Perguntas e respostas sobre a Doença de Chagas

O que é a doença?

Também conhecida por Tripanossomíase americana, a doença é uma infecção pelo protozoário Trypanosoma cruzi. Ela possui uma fase aguda, quando a pessoa acometida pode ou não apresentar sintomas, e pode evoluir para formas crônicas caso não seja tratada de forma precoce e eficiente.

Cerca de 60% das pessoas infectadas evoluem para uma forma indeterminada da doença, sem manifestação clínica ou alterações em exames complementares. Para as demais pessoas, a doença pode se desenvolver em formas crônicas, com complicações cardíacas, digestivas ou mistas (cardíacas e digestivas).

A doença leva o nome do médico e pesquisador brasileiro Carlos Ribeiro Justiniano Chagas, que descobriu a doença em 1909.

Como ela é transmitida?

- Transmissão vetorial: o inseto conhecido como barbeiro se infecta com o parasita quando suga o sangue de um animal contaminado.

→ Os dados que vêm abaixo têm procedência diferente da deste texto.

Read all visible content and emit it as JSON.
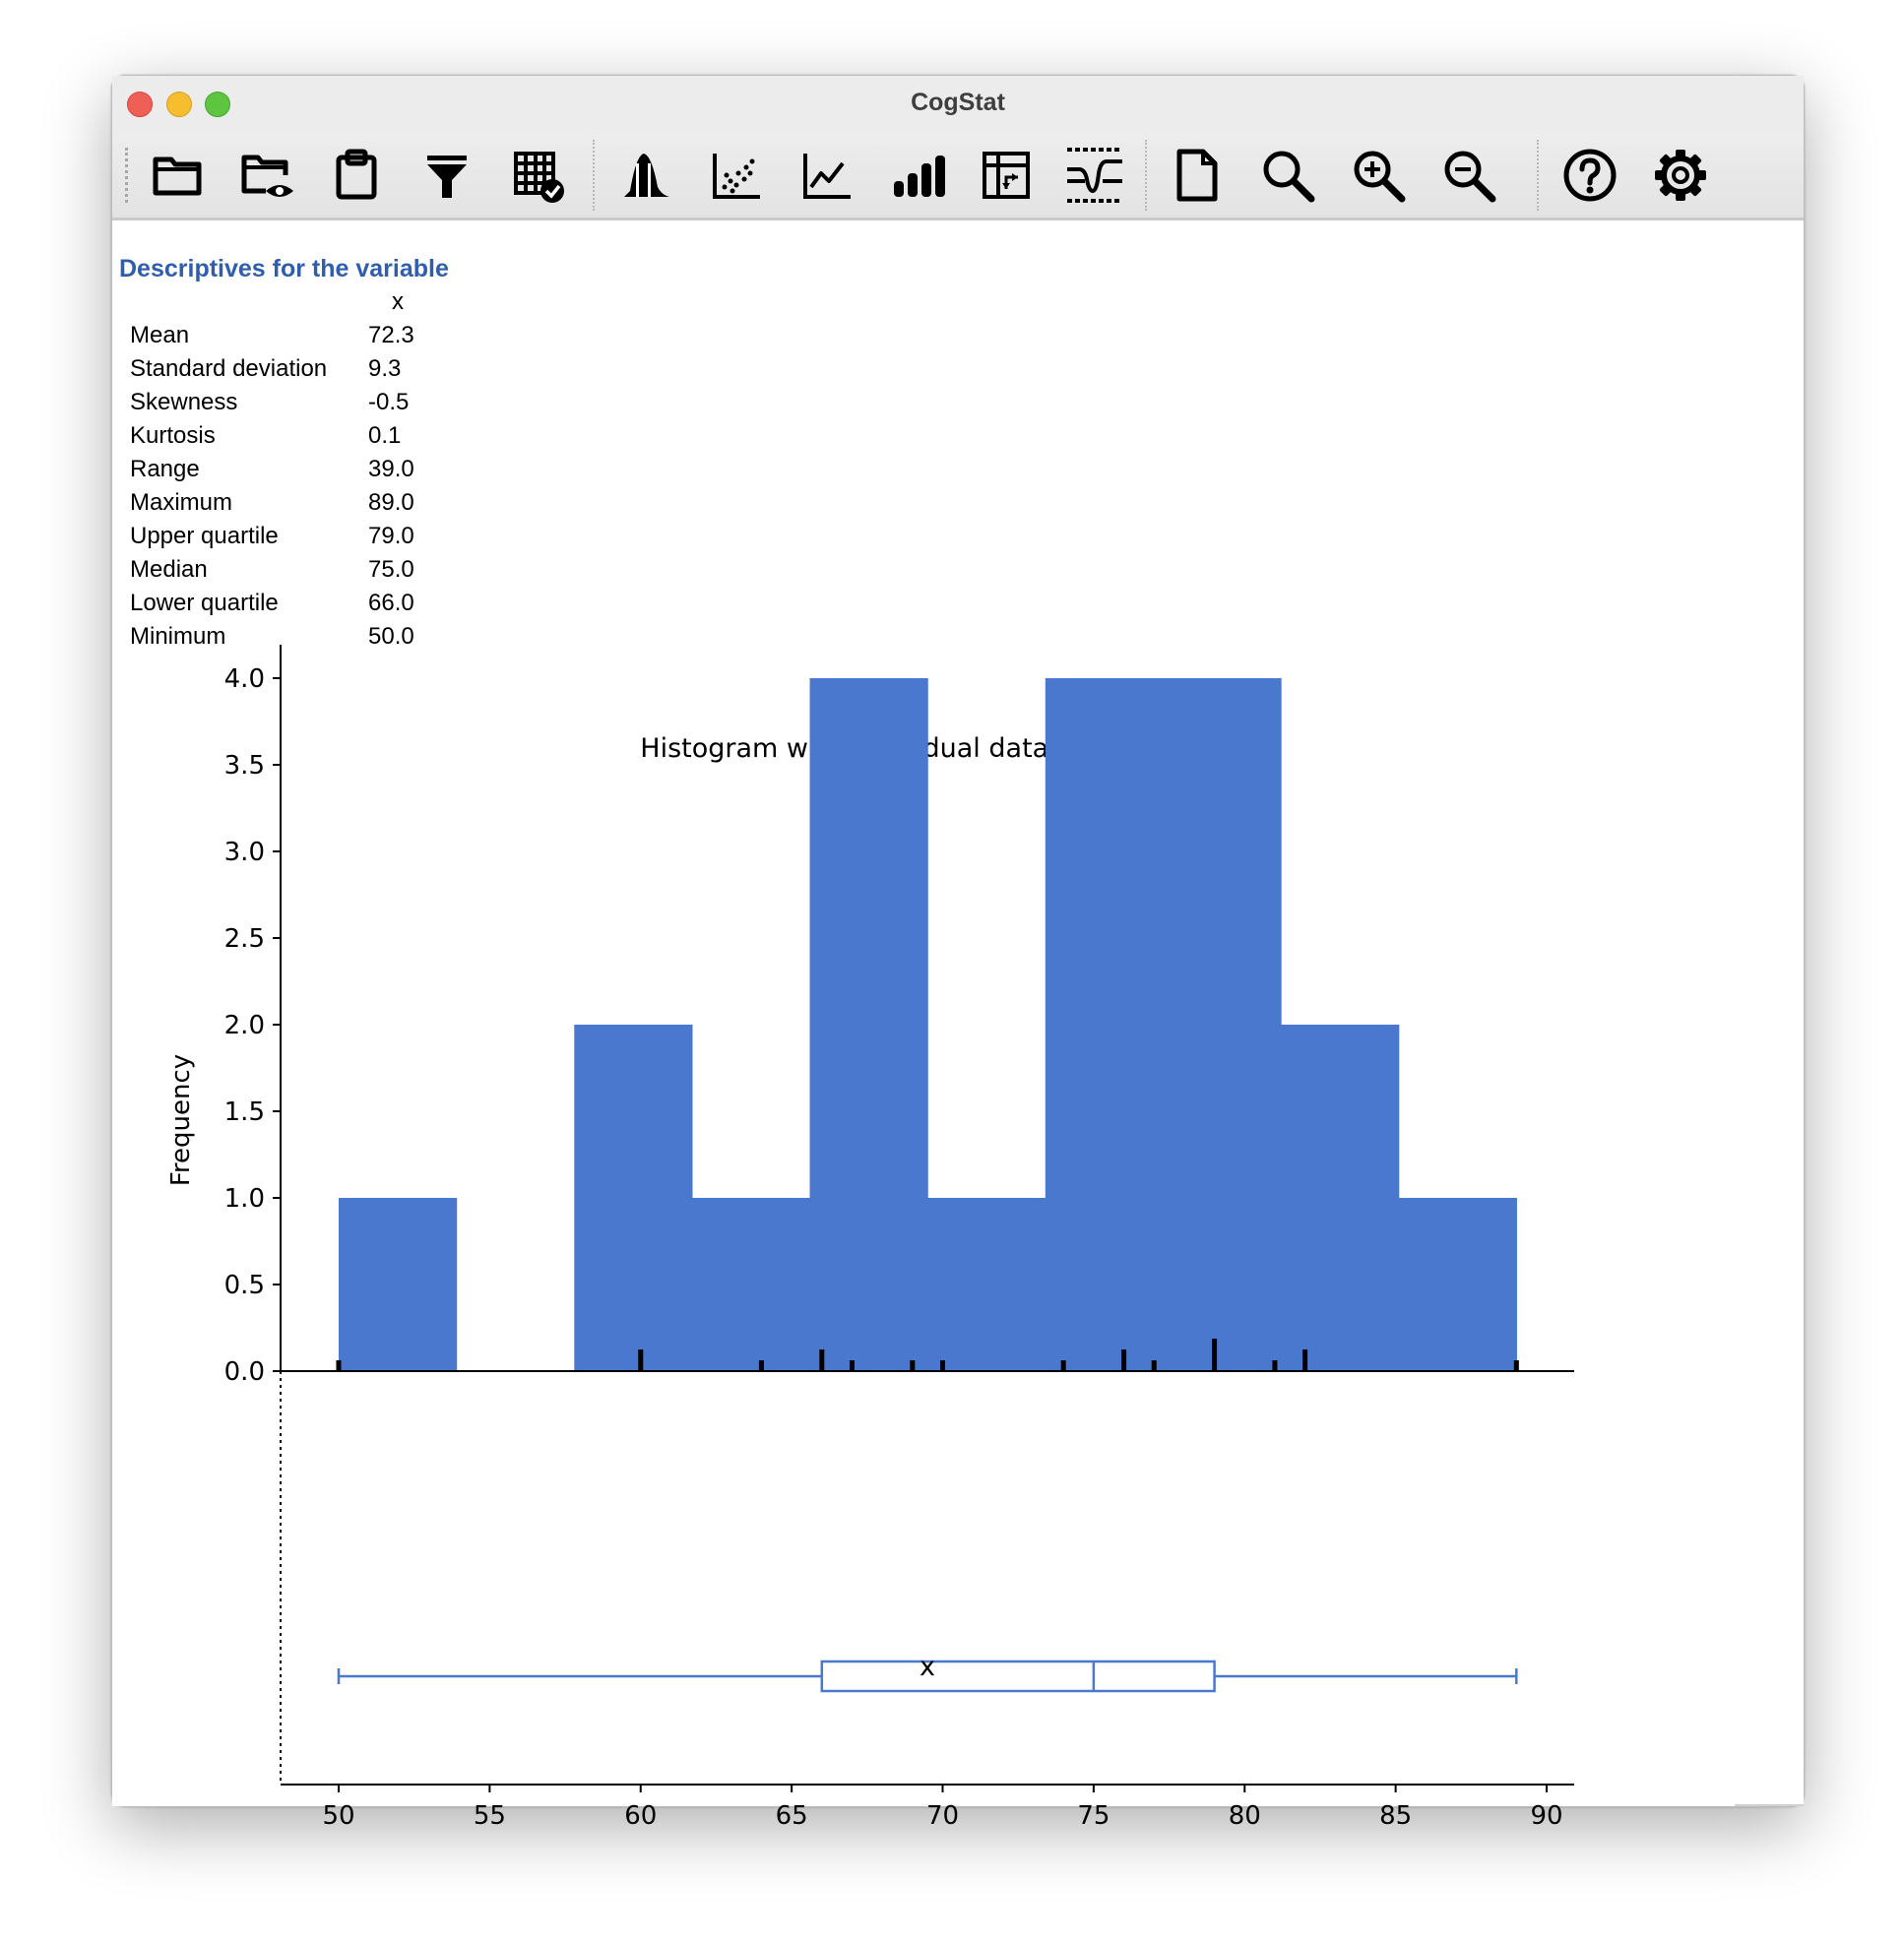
{
  "window": {
    "title": "CogStat"
  },
  "toolbar": {
    "icons": [
      "open-folder-icon",
      "open-demo-data-icon",
      "paste-data-icon",
      "filter-icon",
      "data-table-check-icon",
      "distribution-icon",
      "scatter-plot-icon",
      "line-chart-icon",
      "bar-chart-icon",
      "pivot-table-icon",
      "compare-groups-icon",
      "new-document-icon",
      "search-icon",
      "zoom-in-icon",
      "zoom-out-icon",
      "help-icon",
      "settings-gear-icon"
    ]
  },
  "descriptives": {
    "title": "Descriptives for the variable",
    "column_header": "x",
    "rows": [
      {
        "label": "Mean",
        "value": "72.3"
      },
      {
        "label": "Standard deviation",
        "value": "9.3"
      },
      {
        "label": "Skewness",
        "value": "-0.5"
      },
      {
        "label": "Kurtosis",
        "value": "0.1"
      },
      {
        "label": "Range",
        "value": "39.0"
      },
      {
        "label": "Maximum",
        "value": "89.0"
      },
      {
        "label": "Upper quartile",
        "value": "79.0"
      },
      {
        "label": "Median",
        "value": "75.0"
      },
      {
        "label": "Lower quartile",
        "value": "66.0"
      },
      {
        "label": "Minimum",
        "value": "50.0"
      }
    ]
  },
  "colors": {
    "bar": "#4a78cf",
    "boxplot": "#4a78cf",
    "heading": "#2f5eae"
  },
  "chart_data": {
    "type": "bar",
    "title": "Histogram with individual data and boxplot",
    "xlabel": "x",
    "ylabel": "Frequency",
    "bins": [
      {
        "x0": 50,
        "x1": 53.9,
        "count": 1
      },
      {
        "x0": 53.9,
        "x1": 57.8,
        "count": 0
      },
      {
        "x0": 57.8,
        "x1": 61.7,
        "count": 2
      },
      {
        "x0": 61.7,
        "x1": 65.6,
        "count": 1
      },
      {
        "x0": 65.6,
        "x1": 69.5,
        "count": 4
      },
      {
        "x0": 69.5,
        "x1": 73.4,
        "count": 1
      },
      {
        "x0": 73.4,
        "x1": 77.3,
        "count": 4
      },
      {
        "x0": 77.3,
        "x1": 81.2,
        "count": 4
      },
      {
        "x0": 81.2,
        "x1": 85.1,
        "count": 2
      },
      {
        "x0": 85.1,
        "x1": 89,
        "count": 1
      }
    ],
    "individual_data": [
      {
        "x": 50,
        "count": 1
      },
      {
        "x": 60,
        "count": 2
      },
      {
        "x": 64,
        "count": 1
      },
      {
        "x": 66,
        "count": 2
      },
      {
        "x": 67,
        "count": 1
      },
      {
        "x": 69,
        "count": 1
      },
      {
        "x": 70,
        "count": 1
      },
      {
        "x": 74,
        "count": 1
      },
      {
        "x": 76,
        "count": 2
      },
      {
        "x": 77,
        "count": 1
      },
      {
        "x": 79,
        "count": 3
      },
      {
        "x": 81,
        "count": 1
      },
      {
        "x": 82,
        "count": 2
      },
      {
        "x": 89,
        "count": 1
      }
    ],
    "boxplot": {
      "min": 50,
      "q1": 66,
      "median": 75,
      "q3": 79,
      "max": 89
    },
    "xlim": [
      48.1,
      91
    ],
    "ylim": [
      0,
      4.2
    ],
    "x_ticks": [
      50,
      55,
      60,
      65,
      70,
      75,
      80,
      85,
      90
    ],
    "y_ticks": [
      "0.0",
      "0.5",
      "1.0",
      "1.5",
      "2.0",
      "2.5",
      "3.0",
      "3.5",
      "4.0"
    ],
    "grid": false
  }
}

O barbeiro tem hábitos norturnos e vive nas frestas de casas de taipa (pau-a-pique), ninhos de pássaros e cascas de troncos de árvores, por exemplo.

A transmissão ocorre quando a pessoa é picada pelo barbeiro e coça o local da picada ou permite o contato com as fezes eliminadas pelo barbeiro, levando aos olhos, à boca ou ao orifício deixado pela picada.

- Transmissão oral: quando a pessoa ingere alimentos contaminados com parasitos provenientes dos triatomíneos infectados. No Brasil, foram registrados casos pela ingestão de caldo de cana ou açaí moído.

- Transmissão vertical: pela passagem de parasitos de mulheres infectadas para os bebês na gravidez ou no parto.

- Transfusão de sangue ou transplante de órgãos de pessoas infectadas.

- Por acidente, no contato da pele ferida ou de mucosas com material contaminado em manipulações laboratoriais.

Quais os sintomas da doença?

Os principais são febre, mal estar, inflamação e dor nos gânglios, vermelhidão, inchaço nos olhos, aumento do fígado e do baço.

A febre pode desaparecer depois de alguns dias, sem que a pessoa perceba que o parasita já possa estar alojado em alguns órgãos do corpo.

Os sintomas nem sempre são perceptíveis. Por isso, estão sob risco as pessoas que:

- Residiram em área com relatos de presença do inseto barbeiro ou reservatórios animais com registro de infecção por T. cruzi;
- Residiram em locais com a possibilidade de convívio com o inseto barbeiro, especialmente casas de taipa, madeira, estuque ou outros materiais que permitam a colonização por triatomíneos;
- Residiram em áreas de transmissão ativa do T. cruzi ou histórico de transmissão no passado;
- Fizeram transfusão de sangue ou hemocomponentes antes de 1992;
- Tiveram familiares ou pessoas do convívio social com o diagnóstico da doença de Chagas.

É importante lembrar que o exame de sangue (parasitológico e/ou sorológico) é realizado de forma gratuita pelo SUS e deve ser solicitado por um médico.

Como é o tratamento?

O tratamento é feito com o medicamento benznidazol, que é fornecido gratuitamente e deve ser indicado pelo médico para pessoas que tenham a doença aguda. Para pessoas com a fase crônica da doença, o uso do medicamento deve ser avaliado caso a caso.

As pessoas com complicações cardíacas e/ou digestivas precisam ser acompanhadas para receber um tratamento adequado para as suas complicações.